Saturday, May 13, 2006
Right Redefines To Make Right
Saturday's Washington Post contains a column written by Richard A. Falkenrath, a Brookings Institute clown (I mean scholar) and former deputy homeland security adviser for President Bush, entitled The Right Call on Phone Records.
Evidently the author is employing "right" in a partisan sense because, aside from the fact that he's written a rush to judgement before enough has been revealed for any thinking person to decide on the NSA program's legalities, Falkenrath commits one of the most grievous sins that any writer can do:
Falkenrath distorts language to score points.
From Falkenrath's column:
On Thursday, USA Today reported that three U.S. telecommunications companies have been voluntarily providing the National Security Agency with anonymized domestic telephone records -- that is, records stripped of individually identifiable data, such as names and place of residence.
Anonymized?
Last Thursday, Leslie Cauley reported in her USA Today article, NSA has massive database of Americans' phone calls, that, according to sources, "Customers' names, street addresses and other personal information are not being handed over as part of NSA's domestic program."

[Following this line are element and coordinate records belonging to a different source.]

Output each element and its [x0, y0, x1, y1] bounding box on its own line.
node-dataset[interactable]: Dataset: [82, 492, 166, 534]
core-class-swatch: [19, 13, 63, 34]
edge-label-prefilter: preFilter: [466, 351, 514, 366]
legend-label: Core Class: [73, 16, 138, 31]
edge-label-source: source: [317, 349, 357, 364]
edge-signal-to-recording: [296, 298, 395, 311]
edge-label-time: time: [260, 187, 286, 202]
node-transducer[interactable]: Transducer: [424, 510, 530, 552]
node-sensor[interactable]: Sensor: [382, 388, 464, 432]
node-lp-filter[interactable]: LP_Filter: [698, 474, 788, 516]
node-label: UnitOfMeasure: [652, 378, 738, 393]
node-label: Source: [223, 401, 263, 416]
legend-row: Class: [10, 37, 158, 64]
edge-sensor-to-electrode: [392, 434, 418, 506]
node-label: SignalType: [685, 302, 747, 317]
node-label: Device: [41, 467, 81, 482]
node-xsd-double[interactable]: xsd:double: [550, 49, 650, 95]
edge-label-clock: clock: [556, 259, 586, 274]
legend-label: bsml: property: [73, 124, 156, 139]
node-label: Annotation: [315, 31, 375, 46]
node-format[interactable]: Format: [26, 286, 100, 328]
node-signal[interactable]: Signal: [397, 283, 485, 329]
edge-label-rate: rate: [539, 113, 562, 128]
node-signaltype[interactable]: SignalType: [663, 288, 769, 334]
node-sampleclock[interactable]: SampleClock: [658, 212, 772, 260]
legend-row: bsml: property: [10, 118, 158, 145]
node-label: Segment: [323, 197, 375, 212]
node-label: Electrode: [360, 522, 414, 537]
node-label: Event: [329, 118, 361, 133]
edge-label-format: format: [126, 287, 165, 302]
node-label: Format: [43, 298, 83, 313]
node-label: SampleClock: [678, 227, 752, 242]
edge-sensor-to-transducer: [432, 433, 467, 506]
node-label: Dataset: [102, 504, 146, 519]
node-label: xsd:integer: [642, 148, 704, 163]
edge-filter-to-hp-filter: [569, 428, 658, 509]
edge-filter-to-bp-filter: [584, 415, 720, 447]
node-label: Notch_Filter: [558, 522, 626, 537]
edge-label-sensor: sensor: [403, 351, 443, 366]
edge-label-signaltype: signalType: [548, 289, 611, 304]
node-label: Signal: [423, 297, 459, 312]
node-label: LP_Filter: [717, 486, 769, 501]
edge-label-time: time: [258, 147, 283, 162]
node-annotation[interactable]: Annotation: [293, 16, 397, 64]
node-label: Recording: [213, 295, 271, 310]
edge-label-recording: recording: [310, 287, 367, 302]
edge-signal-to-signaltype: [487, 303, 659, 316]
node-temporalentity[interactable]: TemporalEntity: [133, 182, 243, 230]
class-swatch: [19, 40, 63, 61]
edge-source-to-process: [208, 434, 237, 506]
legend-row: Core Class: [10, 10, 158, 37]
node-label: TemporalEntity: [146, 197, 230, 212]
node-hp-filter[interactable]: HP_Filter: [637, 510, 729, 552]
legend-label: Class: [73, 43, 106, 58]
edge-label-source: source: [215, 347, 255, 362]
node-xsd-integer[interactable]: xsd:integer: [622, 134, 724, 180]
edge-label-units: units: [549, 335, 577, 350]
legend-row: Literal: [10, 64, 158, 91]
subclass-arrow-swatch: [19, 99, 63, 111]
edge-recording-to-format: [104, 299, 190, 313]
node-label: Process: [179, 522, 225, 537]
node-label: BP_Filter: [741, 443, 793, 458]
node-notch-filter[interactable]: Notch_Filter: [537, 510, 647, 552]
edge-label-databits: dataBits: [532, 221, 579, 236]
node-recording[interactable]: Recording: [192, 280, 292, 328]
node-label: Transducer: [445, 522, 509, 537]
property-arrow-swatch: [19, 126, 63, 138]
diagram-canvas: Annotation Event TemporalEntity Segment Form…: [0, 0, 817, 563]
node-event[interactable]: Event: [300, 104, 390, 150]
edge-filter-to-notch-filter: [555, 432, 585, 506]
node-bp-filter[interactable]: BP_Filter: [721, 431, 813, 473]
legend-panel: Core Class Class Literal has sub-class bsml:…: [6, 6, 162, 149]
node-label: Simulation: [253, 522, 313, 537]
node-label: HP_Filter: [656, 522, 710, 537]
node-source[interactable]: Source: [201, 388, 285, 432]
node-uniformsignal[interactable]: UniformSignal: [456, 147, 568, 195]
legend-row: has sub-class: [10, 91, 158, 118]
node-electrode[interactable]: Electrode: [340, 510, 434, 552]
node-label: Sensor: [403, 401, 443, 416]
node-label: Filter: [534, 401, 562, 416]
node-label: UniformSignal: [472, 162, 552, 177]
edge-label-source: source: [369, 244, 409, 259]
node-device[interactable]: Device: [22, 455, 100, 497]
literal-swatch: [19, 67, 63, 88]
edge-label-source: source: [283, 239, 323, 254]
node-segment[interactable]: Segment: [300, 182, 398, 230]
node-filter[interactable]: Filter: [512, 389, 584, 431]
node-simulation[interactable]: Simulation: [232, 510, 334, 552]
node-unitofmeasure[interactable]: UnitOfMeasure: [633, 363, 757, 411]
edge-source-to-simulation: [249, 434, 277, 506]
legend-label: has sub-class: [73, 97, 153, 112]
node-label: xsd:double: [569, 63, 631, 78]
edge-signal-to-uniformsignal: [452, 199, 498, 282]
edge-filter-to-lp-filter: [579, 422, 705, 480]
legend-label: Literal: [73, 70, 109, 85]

"But the phone numbers the NSA collects can easily be cross-checked with other databases to obtain that information," Cauley noted.
Falkenrath probably spent hours trying to figure out how he could soft peddle this story by using the word "anonymous" to describe the data obtained by the government.
He knew he couldn't use "anonymized" to describe just the phone numbers themselves so he finagled it by linking it with the term "individually identifiable."
Perhaps Falkenrath is trying to say that the numbers are "anonymized" since the names aren't attached to the number, and since many people may use the same telephone line there is no way for the NSA to know who was on the call.
But that doesn't make any sense since the only information the phone companies would have without monitoring the calls would be the name of the person who pays the telephone bill, so there is no way for them to "anonymize" the data in that way.
Making something "anonymous" makes it untraceable and unverifiable.
To put it plainly, Falkenrath is lying through his teeth when he characterizes this data as "anonymized" and if he possessed any real character he'd make himself anonymous and keep his irrationally partisan prevarications to himself.